RR > São os eleitores que vão decidir. Uns vão dizer que estou muito velho e vão votar num rapaz novo. E outros dizem que ele é novo e não tem experiência. Conheço o candidato do PS como aluno, entrevistou-me para um trabalho de História. Tem sido ativo na juventude, concorreu para a Comissão Concelhia de Alcobaça do PS. Ele é combativo. Não sabemos como vai ser a campanha. Há franjas que até não iam votar e agora vão votar, como foi o caso surpreendente das últimas eleições, que beneficiaram o partido mais à direita. Foi buscar muita gente que nunca votou, mas que acha aquele discurso porreiro. Entusiasma-se e vai votar. Tenho vizinhos que me dizem isso, fico em estado de choque, mas a ver se os convenço a votar em mim nas próximas autárquicas…
RC > Como avalia o primeiro mandato de Hermínio Rodrigues à frente da Câmara?

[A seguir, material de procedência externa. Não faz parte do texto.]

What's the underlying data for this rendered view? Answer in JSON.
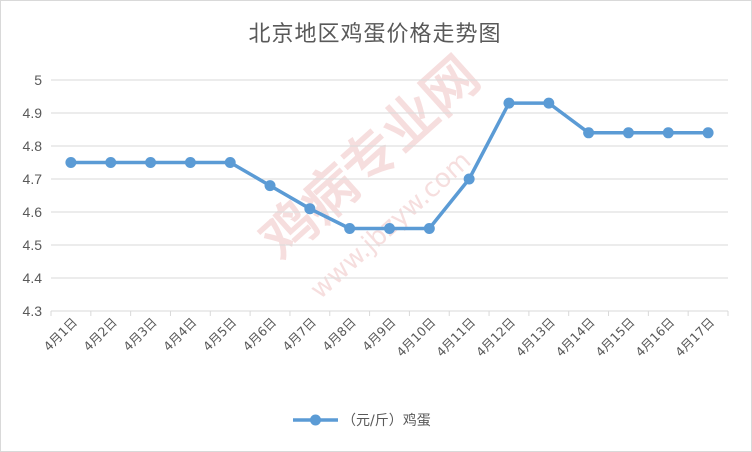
{
  "chart_data": {
    "type": "line",
    "title": "北京地区鸡蛋价格走势图",
    "categories": [
      "4月1日",
      "4月2日",
      "4月3日",
      "4月4日",
      "4月5日",
      "4月6日",
      "4月7日",
      "4月8日",
      "4月9日",
      "4月10日",
      "4月11日",
      "4月12日",
      "4月13日",
      "4月14日",
      "4月15日",
      "4月16日",
      "4月17日"
    ],
    "series": [
      {
        "name": "（元/斤）鸡蛋",
        "values": [
          4.75,
          4.75,
          4.75,
          4.75,
          4.75,
          4.68,
          4.61,
          4.55,
          4.55,
          4.55,
          4.7,
          4.93,
          4.93,
          4.84,
          4.84,
          4.84,
          4.84
        ]
      }
    ],
    "ylim": [
      4.3,
      5
    ],
    "yticks": [
      "4.3",
      "4.4",
      "4.5",
      "4.6",
      "4.7",
      "4.8",
      "4.9",
      "5"
    ],
    "grid": true,
    "legend": "bottom",
    "xlabel": "",
    "ylabel": "",
    "line_color": "#5b9bd5",
    "grid_color": "#d9d9d9"
  },
  "watermark": {
    "text": "鸡病专业网",
    "url": "www.jbzyw.com"
  }
}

RR > Apesar de ser o primeiro mandato como presidente, ele esteve comigo os 18 anos que fui vereador. É difícil encontrar mais alguém que o conheça tão bem a nível pessoal e político. O Hermínio Rodrigues teve a capacidade de resolver uma série de problemas que passaram por mim, ao longo de vários anos. O maior foi a Cister Equipamentos SA. Estive lá, alertei que se ia perder dinheiro. Os centros escolares e o pavilhão de Évora podiam ter sido financiados por dinheiros europeus a 80% e não foram, foi uma pipa de massa que Alcobaça não recebeu porque se optou por uma parceria pública-privada. A outra questão que resolveu, a CDU votou a favor, o problema das ruínas da Raimundo & Maia. A primeira vez que tivemos conhecimento disso foi em 1998. Houve as primeiras negociações e não se chegou a acordo. As propostas que a Câmara fazia, a empresa não reagia positivamente. Defendi a expropriação, é da lei, é interesse público não ficarem ali as ruínas, é vantajosa a ligação entre o rio e o Mosteiro. Até que José Sapinho em 2009 resolve fazer a expropriação. E pediu uma proposta ao arquiteto Gonçalo Byrne e fez-se a avaliação do terreno em 800 mil euros. Paulo Inácio pôs isso numa gaveta e passados 12 anos voltou a falar em expropriação. O Hermínio chega e resolve. Custou muito? Custou. Foi uma vergonha as fotografias que correram mundo inteiro. Mas, não resolveu o problema da habitação. As festas são mais que muitas, as pessoas gostam. Não é isso que criticamos. Tem é de haver boa gestão. A CDU não concorre contra, somos favor do diálogo e de uma solução conjunta.
RC > O que será um bom resultado para a CDU nas eleições do próximo dia 12 de outubro?
RR > Ganhar a Câmara, ser o presidente da Câmara de Alcobaça ao fim destes anos todos era uma alegria e dava-me mais 10 anos de vida.